La
propaganda de estos muebles me tomó desprevenido. Yo había ido a pasar un mes
de vacaciones a un lugar cercano y no había querido enterarme de lo que
ocurriera en la ciudad. Cuando llegué de vuelta hacía mucho calor y esa misma
noche fui a una playa. Volvía a mi pieza más bien temprano y un poco
malhumorado por lo que me había ocurrido en el tranvía. Lo tomé en la playa y
me tocó sentarme en un lugar que daba al pasillo. Como todavía hacía mucho
calor, había puesto mi saco en las rodillas y traía los brazos al aire, pues mi
camisa era de manga corta. Entre las personas que andaban por el pasillo hubo
una que de pronto me dijo:
-Con
su permiso, por favor...
Y yo
respondí con rapidez:
-Es
de usted.
Pero
no sólo no comprendí lo que pasaba sino que me asusté. En ese instante
ocurrieron muchas cosas. La primera fue que aun cuando ese señor no había
terminado de pedirme permiso, y mientras yo le contestaba, él ya me frotaba el
brazo desnudo con algo frío que no sé por qué creí que fuera saliva. Y cuando
yo había terminado de decir "es de usted" ya sentí un pinchazo y vi
una jeringa grande con letras. Al mismo tiempo una gorda que iba en otro
asiento decía:
-Después
a mí.
Yo
debo haber hecho un movimiento brusco con el brazo porque el hombre de la
jeringa dijo:
-¡Ah!,
lo voy a lastimar... quieto un...
Pronto
sacó la jeringa en medio de la sonrisa de otros pasajeros que habían visto mi
cara. Después empezó a frotar el brazo de la gorda y ella miraba operar muy
complacida. A pesar de que la jeringa era grande, sólo echaba un pequeño chorro
con un golpe de resorte. Entonces leí las letras amarillas que había a lo largo
del tubo: Muebles "El Canario". Después me dio vergüenza preguntar de
qué se trataba y decidí enterarme al otro día por los diarios. Pero apenas bajé
del tranvía pensé: "No podrá ser un fortificante; tendrá que ser algo que
deje consecuencias visibles si realmente se trata de una propaganda." Sin
embargo, yo no sabía bien de qué se trataba; pero estaba muy cansado y me
empeciné en no hacer caso. De cualquier manera estaba seguro de que no se
permitiría dopar al público con ninguna droga. Antes de dormirme pensé que a lo
mejor habrían querido producir algún estado físico de placer o bienestar.

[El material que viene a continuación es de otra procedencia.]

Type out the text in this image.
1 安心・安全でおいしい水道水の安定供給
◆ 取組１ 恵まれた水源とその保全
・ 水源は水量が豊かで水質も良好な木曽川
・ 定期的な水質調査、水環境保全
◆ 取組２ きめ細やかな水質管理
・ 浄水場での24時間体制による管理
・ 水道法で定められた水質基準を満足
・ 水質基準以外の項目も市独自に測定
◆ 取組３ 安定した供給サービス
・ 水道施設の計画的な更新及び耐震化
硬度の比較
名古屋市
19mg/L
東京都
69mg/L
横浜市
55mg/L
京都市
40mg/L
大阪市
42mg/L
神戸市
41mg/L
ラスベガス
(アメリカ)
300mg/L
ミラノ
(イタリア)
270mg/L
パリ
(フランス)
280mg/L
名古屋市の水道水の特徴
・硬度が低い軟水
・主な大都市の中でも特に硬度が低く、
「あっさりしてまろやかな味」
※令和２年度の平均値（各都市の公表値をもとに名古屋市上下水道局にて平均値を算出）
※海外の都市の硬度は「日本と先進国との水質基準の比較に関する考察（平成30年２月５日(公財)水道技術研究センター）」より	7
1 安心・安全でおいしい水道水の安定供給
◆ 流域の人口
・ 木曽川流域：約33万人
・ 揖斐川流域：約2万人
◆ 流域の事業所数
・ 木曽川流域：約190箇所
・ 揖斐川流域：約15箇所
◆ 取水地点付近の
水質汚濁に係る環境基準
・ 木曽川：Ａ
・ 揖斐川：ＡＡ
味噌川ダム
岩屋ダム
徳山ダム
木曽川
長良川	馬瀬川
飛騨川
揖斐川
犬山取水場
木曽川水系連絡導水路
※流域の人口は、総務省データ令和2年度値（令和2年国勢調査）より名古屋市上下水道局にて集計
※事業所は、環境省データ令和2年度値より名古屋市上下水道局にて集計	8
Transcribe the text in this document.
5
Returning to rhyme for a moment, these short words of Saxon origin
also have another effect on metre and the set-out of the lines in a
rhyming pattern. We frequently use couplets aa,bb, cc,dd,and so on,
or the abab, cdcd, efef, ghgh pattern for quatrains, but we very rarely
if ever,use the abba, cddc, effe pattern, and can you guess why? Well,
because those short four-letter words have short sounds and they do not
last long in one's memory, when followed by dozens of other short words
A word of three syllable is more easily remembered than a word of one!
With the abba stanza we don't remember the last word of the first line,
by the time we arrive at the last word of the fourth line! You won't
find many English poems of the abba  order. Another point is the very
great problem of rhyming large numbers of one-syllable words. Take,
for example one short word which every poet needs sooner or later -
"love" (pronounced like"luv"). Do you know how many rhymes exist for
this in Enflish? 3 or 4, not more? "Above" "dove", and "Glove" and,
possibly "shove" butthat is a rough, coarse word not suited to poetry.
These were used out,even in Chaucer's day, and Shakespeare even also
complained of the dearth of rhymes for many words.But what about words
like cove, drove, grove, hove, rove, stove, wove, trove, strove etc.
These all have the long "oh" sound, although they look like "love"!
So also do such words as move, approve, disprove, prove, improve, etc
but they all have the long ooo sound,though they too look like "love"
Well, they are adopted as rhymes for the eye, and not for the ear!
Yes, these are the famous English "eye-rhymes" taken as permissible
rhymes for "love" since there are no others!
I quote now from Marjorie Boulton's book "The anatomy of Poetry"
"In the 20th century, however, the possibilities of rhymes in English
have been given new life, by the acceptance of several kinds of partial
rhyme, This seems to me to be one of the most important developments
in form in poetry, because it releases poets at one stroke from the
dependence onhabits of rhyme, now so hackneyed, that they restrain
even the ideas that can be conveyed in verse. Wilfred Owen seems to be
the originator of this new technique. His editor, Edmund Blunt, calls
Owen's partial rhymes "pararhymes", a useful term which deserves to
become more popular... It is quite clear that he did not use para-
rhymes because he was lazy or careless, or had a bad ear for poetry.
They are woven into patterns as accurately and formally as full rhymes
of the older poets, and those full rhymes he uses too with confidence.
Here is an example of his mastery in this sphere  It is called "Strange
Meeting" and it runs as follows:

Todavía no había pasado al sueño cuando oí en mí el canto de un pajarito. No
tenía la calidad de algo recordado ni del sonido que nos llega de afuera. Era
anormal como una enfermedad nueva; pero también había un matiz irónico; como si
la enfermedad se sintiera contenta y se hubiera puesto a cantar. Estas
sensaciones pasaron rápidamente y en seguida apareció algo más concreto: oí
sonar en mi cabeza una voz que decía:
-Hola,
hola; transmite difusora "El Canario"... hola, hola, audición
especial. Las personas sensibilizadas para estas transmisiones... etc., etc.
Todo
esto lo oía de pie, descalzo, al costado de la cama y sin animarme a encender
la luz; había dado un salto y me había quedado duro en ese lugar; parecía
imposible que aquello sonara dentro de mi cabeza. Me volví a tirar en la cama y
por último me decidí a esperar. Ahora estaban pasando indicaciones a propósito
de los pagos en cuotas de los muebles "El Canario". Y de pronto
dijeron:
-Como
primer número se transmitirá el tango...
Desesperado,
me metí debajo de una cobija gruesa; entonces oí todo con más claridad, pues la
cobija atenuaba los ruidos de la calle y yo sentía mejor lo que ocurría dentro
de mi cabeza. En seguida me saqué la cobija y empecé a caminar por la
habitación; esto me aliviaba un poco pero yo tenía como un secreto
empecinamiento en oír y en quejarme de mi desgracia. Me acosté de nuevo y al
agarrarme de los barrotes de la cama volví a oír el tango con más nitidez.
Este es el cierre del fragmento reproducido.